Pero ellos no lo matarían. Martín Zamora lo sabía. Lo capturarían y tratarían de vender al negro Guite en San Leopoldo, transarían seguro con el traficante Germano Kray en la Casa de la Pastora y la historia seguiría como tenía que ser, pues allí, apacible entre los victoriosos, con su pierna derecha cruzada sobre el pescuezo del caballo y observando la escena del mandingo que resistía, estaba el tuerto Laurindo José da Costa luciendo jinetas de capitán de caballería al frente de Berlamido, de Zé Cardozo, del rubio llagado de nombre Hincuta y otros facinerosos novatos a quienes no conocía, todos cumpliendo con el deber patriota de rescatar propiedades perdidas.

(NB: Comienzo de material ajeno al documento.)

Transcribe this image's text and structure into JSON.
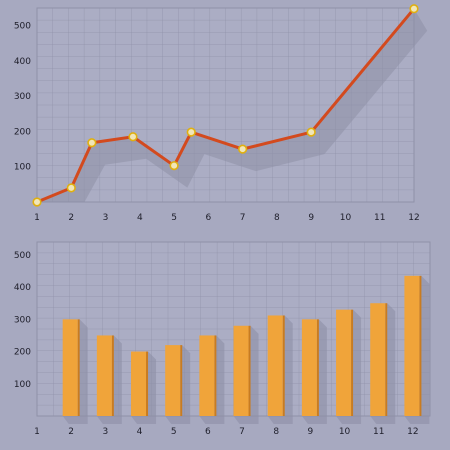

“Que el diablo se los lleve”, pensó Martín Zamora, extendiendo una fina manta de lienzo sobre la niña Mercedes, adormecida en sus pesadillas de cloroformo, dejándose entrar en la noche bajo las primeras estrellas, mientras el contramaestre pelirrojo aparecía con ginebra y tabaco del Caribe.

– El capitán Soãnes me ha preguntado cómo estáis, señor Zamora…

– Estoy bien. Y ella duerme. Por fortuna la pequeña duerme… -respondió, aceptándole el tabaco, armando y encendiendo mientras se acodaba en la borda. Más allá de la costa, adivinándose en la altura de la cuchilla Bella Vista, los escasos faroles tiznados que habían quedado ascendían la cuesta abriendo puntos naranjas en las oscuridades ahumadas de Paysandú.

– Pobrecilla, he visto que no habla… -dijo el contramaestre con pena.

– Algún día hablará…

– ¿Le gusta el mar, señor Zamora?

Alto, flaco y con diez años más de notoria mala suerte, Martín Zamora reflexionó un tiempo sorprendentemente largo antes de responder, como si fuese necesario sumergirse en los recovecos del alma para descubrir las respuestas más simples. Mientras aspiraba hondo el tabaco de Cuba, se preguntó quién de los saqueadores que a esa hora pululaban por la ciudad, repararía en sus papeles de calabozo abandonados en alguna parte, escritos con la única finalidad de que aquellos que tuviesen el deseo de emigrar al Río de la Plata, fueran informados, y en donde se juraba a sí mismo no volver a pisar jamás la cubierta de un barco.

Para colmo, al arreciar en su memoria aquellas olas como carpas de circos enloquecidos a punto de derrumbarse sobre la piel del océano, encrespadas y gigantescas como si hubiesen salido de la pintura de un plato japonés, sintió que destellaba en su frente el desagradable preámbulo del malestar de los viajeros.

Sin embargo, mirando el perfil amonedado del contramaestre en la claridad lunar tendida sobre el río, Martín Zamora sonrió metido en las sombras y contestó, con una tenue ironía manada de su vejez prematura, que sí, que el mar le gustaba como nada en la vida.

– Siempre soñé con ser marino, señor…

– Mejor para usted… -concluyó el contramaestre golpeando la cubierta con la palma de la mano y volviéndole la espalda a la agonía titilante de Paysandú-. Mañana estaremos en otro mundo…

– Para mí ya es mañana… -respondió Martín Zamora. Y abandonando las luciérnagas lejanas del pueblo, encaminó los ojos a las alturas del cielo y los echó a deambular entre las constelaciones de enero.